Monday, May 05, 2008

An Old Man I Met

The Old Man, a fellow blogger, said to me:

"In my everyday life I have become very private; shy, almost.

"To great measure, I ascribe it to aging. While in my early years, as a boy. true, I was shy--at least in public--I ascribe that to my general insecurity. I overcame that early, however, and learned to enjoy the company of, and conversation with others. (So much so that my daughter says I'm now the only person she knows who passed from insecurity to arrogance without even pausing at confidence.)

"Thus I have determined that my present shyness is not a recidivism to insecurity, but, caused by several factors: (1) it is related to physical deterioration: it is harder to hear; it harder to see. So one tends to 'tune out'...literally.

"(2) Part of my increasing shyness can be ascribed to my daily contact with youth. --who make up half my world, I am aware that in general they don't really want to listen to older people. They are generally too busy re-inventing the wheel to notice that we older folks are sometimes rolling right by them, with an already invented and often more knowledgeable wheel.

"However, I must admit that youth ignoring us older folks is more than often our own fault. Especially when we old folk ramble on about the past; talking endlessly, or at least longer than is necessary, on any and all particular topics.

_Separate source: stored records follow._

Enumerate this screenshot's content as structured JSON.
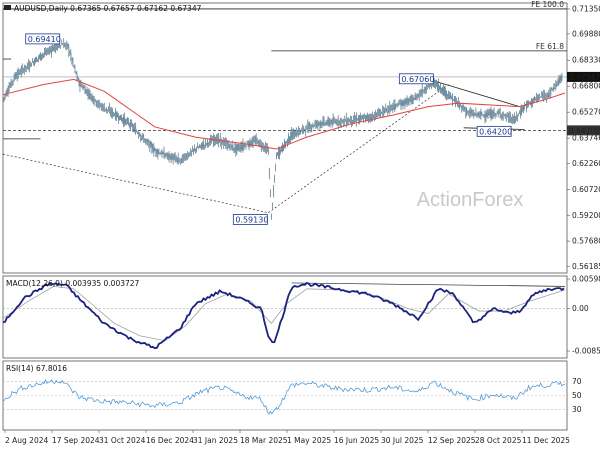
{
  "chart_data": [
    {
      "type": "candlestick",
      "title": "AUDUSD,Daily  0.67365 0.67657 0.67162 0.67347",
      "ylim": [
        0.558,
        0.717
      ],
      "y_ticks": [
        "0.71350",
        "0.69880",
        "0.68330",
        "0.66800",
        "0.65270",
        "0.63746",
        "0.62260",
        "0.60720",
        "0.59200",
        "0.57680",
        "0.56185"
      ],
      "x_ticks": [
        "2 Aug 2024",
        "17 Sep 2024",
        "31 Oct 2024",
        "16 Dec 2024",
        "31 Jan 2025",
        "18 Mar 2025",
        "1 May 2025",
        "16 Jun 2025",
        "30 Jul 2025",
        "12 Sep 2025",
        "28 Oct 2025",
        "11 Dec 2025"
      ],
      "price_path": [
        [
          0,
          0.66
        ],
        [
          12,
          0.674
        ],
        [
          40,
          0.687
        ],
        [
          58,
          0.693
        ],
        [
          64,
          0.6915
        ],
        [
          75,
          0.67
        ],
        [
          95,
          0.657
        ],
        [
          125,
          0.646
        ],
        [
          150,
          0.63
        ],
        [
          175,
          0.624
        ],
        [
          190,
          0.631
        ],
        [
          210,
          0.637
        ],
        [
          230,
          0.631
        ],
        [
          250,
          0.636
        ],
        [
          262,
          0.63
        ],
        [
          265,
          0.5913
        ],
        [
          270,
          0.627
        ],
        [
          285,
          0.639
        ],
        [
          310,
          0.646
        ],
        [
          345,
          0.648
        ],
        [
          365,
          0.65
        ],
        [
          385,
          0.656
        ],
        [
          405,
          0.66
        ],
        [
          425,
          0.6706
        ],
        [
          445,
          0.66
        ],
        [
          460,
          0.652
        ],
        [
          475,
          0.651
        ],
        [
          490,
          0.652
        ],
        [
          505,
          0.648
        ],
        [
          515,
          0.656
        ],
        [
          525,
          0.66
        ],
        [
          540,
          0.664
        ],
        [
          552,
          0.6735
        ]
      ],
      "ma_path": [
        [
          0,
          0.663
        ],
        [
          40,
          0.669
        ],
        [
          70,
          0.672
        ],
        [
          100,
          0.665
        ],
        [
          150,
          0.644
        ],
        [
          190,
          0.638
        ],
        [
          240,
          0.634
        ],
        [
          270,
          0.631
        ],
        [
          300,
          0.638
        ],
        [
          345,
          0.646
        ],
        [
          385,
          0.651
        ],
        [
          420,
          0.656
        ],
        [
          450,
          0.658
        ],
        [
          480,
          0.657
        ],
        [
          510,
          0.656
        ],
        [
          535,
          0.66
        ],
        [
          555,
          0.664
        ]
      ],
      "annotations": [
        {
          "label": "0.69410",
          "x": 58,
          "y": 0.6941
        },
        {
          "label": "0.59130",
          "x": 265,
          "y": 0.5913
        },
        {
          "label": "0.67060",
          "x": 425,
          "y": 0.6706
        },
        {
          "label": "0.64200",
          "x": 490,
          "y": 0.642
        }
      ],
      "last_price": "0.67347",
      "support_level": {
        "label": "0.64200",
        "value": 0.642
      },
      "fib_levels": [
        {
          "label": "FE 100.0",
          "value": 0.7135
        },
        {
          "label": "FE 61.8",
          "value": 0.6888
        }
      ],
      "watermark": "ActionForex"
    },
    {
      "type": "line",
      "title": "MACD(12,26,9) 0.003935 0.003727",
      "ylim": [
        -0.01,
        0.0066
      ],
      "y_ticks": [
        "0.005981",
        "0.00",
        "-0.00859"
      ],
      "macd_path": [
        [
          0,
          -0.003
        ],
        [
          20,
          0.002
        ],
        [
          45,
          0.005
        ],
        [
          62,
          0.0048
        ],
        [
          80,
          0.001
        ],
        [
          100,
          -0.003
        ],
        [
          125,
          -0.006
        ],
        [
          150,
          -0.008
        ],
        [
          175,
          -0.004
        ],
        [
          190,
          0.001
        ],
        [
          215,
          0.0035
        ],
        [
          235,
          0.002
        ],
        [
          255,
          0.0
        ],
        [
          262,
          -0.0055
        ],
        [
          268,
          -0.007
        ],
        [
          285,
          0.0045
        ],
        [
          300,
          0.005
        ],
        [
          330,
          0.004
        ],
        [
          360,
          0.003
        ],
        [
          385,
          0.001
        ],
        [
          410,
          -0.002
        ],
        [
          430,
          0.004
        ],
        [
          445,
          0.003
        ],
        [
          465,
          -0.003
        ],
        [
          485,
          0.0
        ],
        [
          500,
          -0.001
        ],
        [
          510,
          -0.0005
        ],
        [
          525,
          0.003
        ],
        [
          540,
          0.004
        ],
        [
          555,
          0.004
        ]
      ],
      "signal_path": [
        [
          0,
          -0.002
        ],
        [
          25,
          0.0015
        ],
        [
          50,
          0.0045
        ],
        [
          70,
          0.004
        ],
        [
          90,
          0.0005
        ],
        [
          110,
          -0.003
        ],
        [
          135,
          -0.0055
        ],
        [
          160,
          -0.0065
        ],
        [
          180,
          -0.0035
        ],
        [
          200,
          0.001
        ],
        [
          222,
          0.003
        ],
        [
          245,
          0.0015
        ],
        [
          265,
          -0.003
        ],
        [
          280,
          0.001
        ],
        [
          300,
          0.004
        ],
        [
          335,
          0.0038
        ],
        [
          370,
          0.0025
        ],
        [
          400,
          0.0
        ],
        [
          420,
          -0.001
        ],
        [
          440,
          0.003
        ],
        [
          470,
          -0.0005
        ],
        [
          495,
          -0.0005
        ],
        [
          520,
          0.0015
        ],
        [
          555,
          0.0038
        ]
      ]
    },
    {
      "type": "line",
      "title": "RSI(14) 67.8016",
      "ylim": [
        0,
        100
      ],
      "y_ticks": [
        "70",
        "50",
        "30"
      ],
      "rsi_path": [
        [
          0,
          45
        ],
        [
          20,
          62
        ],
        [
          45,
          70
        ],
        [
          58,
          72
        ],
        [
          75,
          48
        ],
        [
          95,
          42
        ],
        [
          120,
          40
        ],
        [
          150,
          35
        ],
        [
          175,
          40
        ],
        [
          195,
          55
        ],
        [
          215,
          62
        ],
        [
          235,
          50
        ],
        [
          255,
          45
        ],
        [
          262,
          25
        ],
        [
          270,
          30
        ],
        [
          285,
          65
        ],
        [
          300,
          68
        ],
        [
          330,
          60
        ],
        [
          360,
          58
        ],
        [
          385,
          62
        ],
        [
          410,
          55
        ],
        [
          425,
          70
        ],
        [
          445,
          55
        ],
        [
          465,
          44
        ],
        [
          485,
          52
        ],
        [
          505,
          45
        ],
        [
          520,
          62
        ],
        [
          535,
          65
        ],
        [
          555,
          68
        ]
      ]
    }
  ]
}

"Why do we do that? Why are we go garrulous? (1) Because we know so much more than youthful listeners--from reading and living if nothing else; (2) we are so excited to have youthful company, non-aged company that will talk about things other than diet, medicine, death and disease and (3) pure physics: a body in motion tends to stay in motion...once we start talking our mouths and minds don't know how to stop even if we sense that nobody is listening.

"Another reason why old folks increasingly go silent with advancing years is from
(4) pride: knowing (1), (2) and (3) above, and not wanting to make a fool of oneself. So instead of falling into the inevitable garrulous trap, we sit silently around in a crowd, off to a corner, staring about, reading, watching life go by; and saying nothing...for fear of, once starting, saying too much unwanted drivel.

"However, there is a final reason, number (5), although I hesitate to admit this: I really don't care to talk to most people. I know I'm right; and I no longer need conversation to prove it to myself.

"I have long passed that argumentative phase of life, where I need everyone to know my insights are correct, and, if adopted, beneficial to the world.

"With age has come wisdom, and certitude. Life has been my lab; and the evidence to support my truth is in. And even if my certainty were to be shared with others,I don't think major change is very likely. And even if major change were to result from my insights, that positive change would probably have little resonance/benefit in my ever shortening future life. So for all the above reasons, I don't feel like talking very much these days.

"So I sit quietly in public, day-dream, ruminate, then, return home, I write my blog thoughts to no one in particular, content with the knowledge that (1) I am absolutely right, (2) I have wonderful ideas, (3) those ideas are getting better and more refined with advancing age, and (4) I have no need to share/hone those certainties in open discussion by others.

"God was probably in a similarly bored and lonely state of mind when he created Man."